Stocks are by far the most popular of the three financial investments. When you purchase stock options, it can be rewarding as well as unrewarding, it all depends on the entity that you invest in. These days people don't need to go to Wall Street to purchase stock options, stock can be purchased online.

By purchasing a company's stock, you're buying a percentage of the company which is called a share. The value of every company fluctuates on a daily basis. Some companies' values may rise for a month, then decline. Whereas other companies may decline for a month, then rise. As an investor, you never know what's going to happen.

In the past, rich and wealthy individuals were the only ones acquiring shares of stock. Additionally, a few individuals from the middle class also afford shareholdings, but the lower class could not afford to purchase shares In view of the fact that most institutions required a minimum investment. Nowadays, almost anyone can afford to purchase shareholdings, individuals can buy shares under $1. In fact, you can receive up to $500 in Free Stocks on one particular platform called Robinhood.

Robinhood prides itself in providing average people access to financial markets. Over 10 million members are actively buying, selling and trading and you can too with no startup fees. Components of stocks:

  • Growth stocks
  • Yield stocks
  • New issues
  • Defensive stocks

If you stay committed to learning and researching information pertaining to the company you choose. You can increase your chances of staying ahead of the curve and profit.


For the most part, a bond is a I.O.U. between a lender and a borrower. It's the action of loaning the government or a corporation money that is paid back with interest. Typically, bonds are issued to the public when the government or corporations need to borrow money. Many individuals choose this market for one reason, the market yields over $43 trillion fluctuating dollars.

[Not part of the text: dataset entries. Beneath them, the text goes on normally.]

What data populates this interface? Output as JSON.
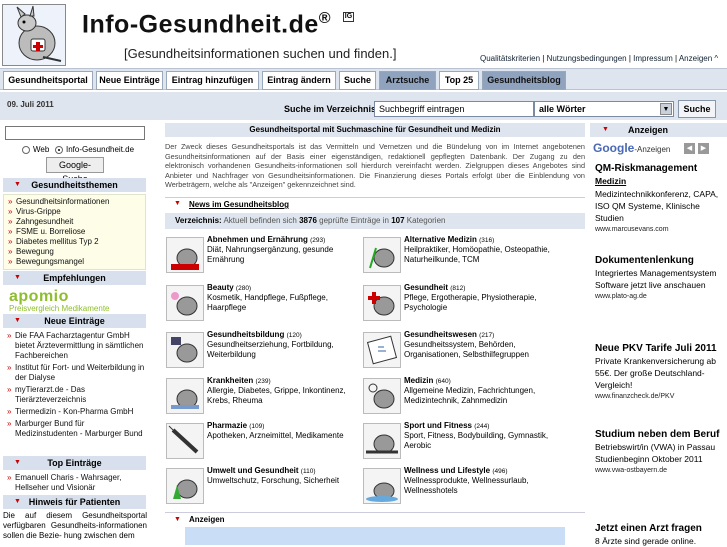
{
  "header": {
    "title": "Info-Gesundheit.de",
    "reg": "®",
    "badge": "IG",
    "subtitle": "[Gesundheitsinformationen suchen und finden.]",
    "links": [
      "Qualitätskriterien",
      "Nutzungsbedingungen",
      "Impressum",
      "Anzeigen ^"
    ]
  },
  "nav": {
    "tabs": [
      {
        "label": "Gesundheitsportal"
      },
      {
        "label": "Neue Einträge"
      },
      {
        "label": "Eintrag hinzufügen"
      },
      {
        "label": "Eintrag ändern"
      },
      {
        "label": "Suche"
      },
      {
        "label": "Arztsuche"
      },
      {
        "label": "Top 25"
      },
      {
        "label": "Gesundheitsblog"
      }
    ]
  },
  "subbar": {
    "date": "09. Juli 2011",
    "search_label": "Suche im Verzeichnis:",
    "search_value": "Suchbegriff eintragen",
    "mode_value": "alle Wörter",
    "search_button": "Suche"
  },
  "left": {
    "radio_web": "Web",
    "radio_site": "Info-Gesundheit.de",
    "google_button": "Google-Suche",
    "themen_head": "Gesundheitsthemen",
    "themen": [
      "Gesundheitsinformationen",
      "Virus-Grippe",
      "Zahngesundheit",
      "FSME u. Borreliose",
      "Diabetes mellitus Typ 2",
      "Bewegung",
      "Bewegungsmangel"
    ],
    "empf_head": "Empfehlungen",
    "apomio": "apomio",
    "apomio_sub": "Preisvergleich Medikamente",
    "neue_head": "Neue Einträge",
    "neue": [
      "Die FAA Facharztagentur GmbH bietet Ärztevermittlung in sämtlichen Fachbereichen",
      "Institut für Fort- und Weiterbildung in der Dialyse",
      "myTierarzt.de - Das Tierärzteverzeichnis",
      "Tiermedizin - Kon-Pharma GmbH",
      "Marburger Bund für Medizinstudenten - Marburger Bund"
    ],
    "top_head": "Top Einträge",
    "top": [
      "Emanuell Charis - Wahrsager, Hellseher und Visionär"
    ],
    "hinweis_head": "Hinweis für Patienten",
    "hinweis_text": "Die auf diesem Gesundheitsportal verfügbaren Gesundheits-informationen sollen die Bezie- hung zwischen dem"
  },
  "center": {
    "title": "Gesundheitsportal mit Suchmaschine für Gesundheit und Medizin",
    "intro": "Der Zweck dieses Gesundheitsportals ist das Vermitteln und Vernetzen und die Bündelung von im Internet angebotenen Gesundheitsinformationen auf der Basis einer eigenständigen, redaktionell gepflegten Datenbank. Der Zugang zu den elektronisch vorhandenen Gesundheits-informationen soll hierdurch vereinfacht werden. Zielgruppen dieses Angebotes sind Anbieter und Nachfrager von Gesundheitsinformationen. Die Finanzierung dieses Portals erfolgt über die Einblendung von Werbeträgern, welche als \"Anzeigen\" gekennzeichnet sind.",
    "news_link": "News im Gesundheitsblog",
    "vz_label": "Verzeichnis:",
    "vz_pre": "Aktuell befinden sich",
    "vz_count": "3876",
    "vz_mid": "geprüfte Einträge in",
    "vz_cats": "107",
    "vz_post": "Kategorien",
    "categories": [
      {
        "title": "Abnehmen und Ernährung",
        "count": "(293)",
        "sub": "Diät, Nahrungsergänzung, gesunde Ernährung"
      },
      {
        "title": "Alternative Medizin",
        "count": "(316)",
        "sub": "Heilpraktiker, Homöopathie, Osteopathie, Naturheilkunde, TCM"
      },
      {
        "title": "Beauty",
        "count": "(280)",
        "sub": "Kosmetik, Handpflege, Fußpflege, Haarpflege"
      },
      {
        "title": "Gesundheit",
        "count": "(812)",
        "sub": "Pflege, Ergotherapie, Physiotherapie, Psychologie"
      },
      {
        "title": "Gesundheitsbildung",
        "count": "(120)",
        "sub": "Gesundheitserziehung, Fortbildung, Weiterbildung"
      },
      {
        "title": "Gesundheitswesen",
        "count": "(217)",
        "sub": "Gesundheitssystem, Behörden, Organisationen, Selbsthilfegruppen"
      },
      {
        "title": "Krankheiten",
        "count": "(239)",
        "sub": "Allergie, Diabetes, Grippe, Inkontinenz, Krebs, Rheuma"
      },
      {
        "title": "Medizin",
        "count": "(640)",
        "sub": "Allgemeine Medizin, Fachrichtungen, Medizintechnik, Zahnmedizin"
      },
      {
        "title": "Pharmazie",
        "count": "(109)",
        "sub": "Apotheken, Arzneimittel, Medikamente"
      },
      {
        "title": "Sport und Fitness",
        "count": "(244)",
        "sub": "Sport, Fitness, Bodybuilding, Gymnastik, Aerobic"
      },
      {
        "title": "Umwelt und Gesundheit",
        "count": "(110)",
        "sub": "Umweltschutz, Forschung, Sicherheit"
      },
      {
        "title": "Wellness und Lifestyle",
        "count": "(496)",
        "sub": "Wellnessprodukte, Wellnessurlaub, Wellnesshotels"
      }
    ],
    "anzeigen": "Anzeigen"
  },
  "right": {
    "head": "Anzeigen",
    "google_ads": "Google",
    "google_ads_suffix": "-Anzeigen",
    "ads": [
      {
        "h": "QM-Riskmanagement",
        "h2": "Medizin",
        "b": "Medizintechnikkonferenz, CAPA, ISO QM Systeme, Klinische Studien",
        "u": "www.marcusevans.com"
      },
      {
        "h": "Dokumentenlenkung",
        "b": "Integriertes Managementsystem Software jetzt live anschauen",
        "u": "www.plato-ag.de"
      },
      {
        "h": "Neue PKV Tarife Juli 2011",
        "b": "Private Krankenversicherung ab 55€. Der große Deutschland-Vergleich!",
        "u": "www.finanzcheck.de/PKV"
      },
      {
        "h": "Studium neben dem Beruf",
        "b": "Betriebswirt/in (VWA) in Passau Studienbeginn Oktober 2011",
        "u": "www.vwa-ostbayern.de"
      },
      {
        "h": "Jetzt einen Arzt fragen",
        "b": "8 Ärzte sind gerade online."
      }
    ]
  }
}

Generally speaking, people think bonds are safer than stocks. However, you must consider the credit quality of the asset you're doing business with. For instance, a government IOU will most likely have great credit worthiness. Whereas an independent credit agency could pose a risk of default. In other words, you would not get paid the interest on time. Therefore, it's important to research the credit quality of the asset that issues the bond. Components of bonds:

  • Federal government bonds
  • Treasury bonds
  • Zero-coupon bond
  • Municipal bonds

All in all, just know this endeavor is a long term financial agreement. Therefore, if you choose this type of underwriting, your cash will be tied up for a while.

Cash equivalents

Cash equivalents are financial short term investments that are not as risky. This type of underwriting can be converted to cash fairly quick. An underwriting is considered to be cash equivalent when it is highly liquidated and has a short maturity of 3 months or less. Components of cash equivalents

  • Treasury bills
  • Commercial paper
  • Marketable securities
  • Money market funds

Banks typically exploit cash equivalents. However, there are ways people can exploit and profit from cash equivalents.